- Theatrical film poster
- Directed by: Edward Steichen
- Narrated by: Robert Taylor Charles Boyer (French version only)
- Music by: Alfred Newman
- Production company: United States Navy
- Distributed by: 20th Century Fox
- Release date: December 21, 1944;
- Running time: 61 minutes
- Country: United States
- Language: English
- Box office: $900,000

= The Fighting Lady =

1944 film by Edward Steichen

The full film

The Fighting Lady is a 1944 documentary film (billed as a "newsdrama") directed by Edward Steichen, produced by the U.S. Navy and narrated by Lt. Robert Taylor USNR. It is not to be confused with the 1954 war drama Men of the Fighting Lady, starring Van Johnson.

==Plot==
The plot of the film revolves around the life of seamen on board an anonymous aircraft carrier. Because of war time restrictions, the name of the aircraft carrier was disguised as "the Fighting Lady", although she was later identified as . ("Fighting Lady" was the known moniker of the Yorktown, just as "Lady Lex" was for Lexington, "The Big E" for Enterprise, etc...) A few shots of aircraft landing were filmed aboard the Yorktowns sister ship . During the filming of the movie, Yorktown was commanded by Captain (later Admiral) Joseph J. "Jocko" Clark. An uncredited Harry Morgan provides the voiceover for Clark.

Frequently mentioned is the adage that war is 99% waiting. The first half or so of the film is taken up with examining the mundane details of life on board the aircraft carrier as she sails through the Panama Canal and into the Pacific Ocean, finally seeing action at Marcus Island (attacked for three days from August 31, 1943). The film provides aerial views of a series of airstrikes at Japanese bases in the Pacific theatre.

Following an attack on Kwajalein in early 1944, intelligence reports that an armada of Japanese ships is massing near Truk, a major Japanese logistical base in the Carolines. The Fighting Lady and some of her task force are sent on a "hit and run" mission to neutralize it and return to Marcus, but not to attempt a landing.

Once the ship returns from the massive, two-day Truk raid, it is then sent to the waters off the Marianas and participates in the famous "Marianas Turkey Shoot".

At the very end some of the servicemen who appeared in the film are reintroduced to us, and the narrator informs us that they have died in battle.

==Production==
The film uses Technicolor footage shot by "gun cameras" mounted directly on aircraft guns during combat. This gives a very realistic edge to the film, while the chronological following of the ship and crew mirror the experiences of the seamen who went from green recruits through the rigours of military life, battle, and, for some, death.
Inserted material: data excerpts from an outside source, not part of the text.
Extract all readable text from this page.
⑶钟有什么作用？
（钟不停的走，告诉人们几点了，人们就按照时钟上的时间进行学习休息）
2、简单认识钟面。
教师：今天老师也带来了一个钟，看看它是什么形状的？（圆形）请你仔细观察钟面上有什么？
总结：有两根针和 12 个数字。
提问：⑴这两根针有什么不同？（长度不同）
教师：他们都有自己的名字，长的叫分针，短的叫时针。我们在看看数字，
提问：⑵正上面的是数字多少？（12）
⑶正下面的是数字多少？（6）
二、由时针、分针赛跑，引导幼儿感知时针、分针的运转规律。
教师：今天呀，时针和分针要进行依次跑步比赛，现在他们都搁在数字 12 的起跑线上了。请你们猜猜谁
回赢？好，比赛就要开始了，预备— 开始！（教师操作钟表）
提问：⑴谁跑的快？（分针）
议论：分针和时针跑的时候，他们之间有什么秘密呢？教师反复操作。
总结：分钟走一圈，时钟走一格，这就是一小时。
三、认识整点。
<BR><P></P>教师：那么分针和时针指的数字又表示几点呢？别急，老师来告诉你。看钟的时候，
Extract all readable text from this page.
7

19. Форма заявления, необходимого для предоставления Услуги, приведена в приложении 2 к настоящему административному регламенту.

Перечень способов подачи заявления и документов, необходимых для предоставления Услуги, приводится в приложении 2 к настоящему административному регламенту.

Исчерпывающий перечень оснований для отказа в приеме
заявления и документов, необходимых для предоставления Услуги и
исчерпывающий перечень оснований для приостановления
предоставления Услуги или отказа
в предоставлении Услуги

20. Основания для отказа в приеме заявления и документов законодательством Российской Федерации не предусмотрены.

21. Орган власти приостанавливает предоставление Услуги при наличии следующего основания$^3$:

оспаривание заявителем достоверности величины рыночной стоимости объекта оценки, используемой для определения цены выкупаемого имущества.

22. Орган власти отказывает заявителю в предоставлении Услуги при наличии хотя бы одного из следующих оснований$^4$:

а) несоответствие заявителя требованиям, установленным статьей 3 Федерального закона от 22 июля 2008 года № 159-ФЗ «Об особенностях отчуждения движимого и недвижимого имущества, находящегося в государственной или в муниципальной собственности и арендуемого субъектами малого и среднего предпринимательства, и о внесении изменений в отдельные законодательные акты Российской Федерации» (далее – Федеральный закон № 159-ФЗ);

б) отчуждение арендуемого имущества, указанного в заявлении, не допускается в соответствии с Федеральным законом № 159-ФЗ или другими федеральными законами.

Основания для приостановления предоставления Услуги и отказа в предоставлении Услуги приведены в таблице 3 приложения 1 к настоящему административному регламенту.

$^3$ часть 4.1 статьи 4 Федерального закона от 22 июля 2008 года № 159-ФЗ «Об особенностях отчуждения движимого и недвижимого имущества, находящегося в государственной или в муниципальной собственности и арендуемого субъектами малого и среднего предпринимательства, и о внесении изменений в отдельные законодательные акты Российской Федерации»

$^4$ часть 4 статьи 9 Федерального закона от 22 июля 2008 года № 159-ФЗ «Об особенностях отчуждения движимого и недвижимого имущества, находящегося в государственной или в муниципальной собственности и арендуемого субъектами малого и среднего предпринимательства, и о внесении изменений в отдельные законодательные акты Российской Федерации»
In his autobiography Baa Baa Black Sheep, U.S. Marine Corps ace pilot Gregory "Pappy" Boyington claims that the film briefly shows the small pit in which he and five other prisoners of war took cover during the Truk raid. Boyington had been captured by the Japanese and was being transported to a prison camp on the Truk islands when the raid began. Boyington writes that the prisoners, tied and blindfolded, were thrown from their transport plane during a hurried landing, and that one of their Japanese captors saved their lives by throwing them into the pit, where they survived without harm. According to Boyington, the film also shows a crater from a two-thousand pound bomb that landed just fifteen feet from the pit.

Due to her fighting heritage, and to honor all carrier sailors and airmen, the Yorktown is on permanent display at Patriots Point in Charleston, SC.

Alfred Newman's musical theme originally appeared in Vigil in the Night and was reused in Hell and High Water and in many 20th Century Fox film trailers.

==Reception and legacy==
The Fighting Lady won the Academy Award for Best Documentary Feature at the 17th Academy Awards. The film was preserved by the Academy Film Archive in 2018.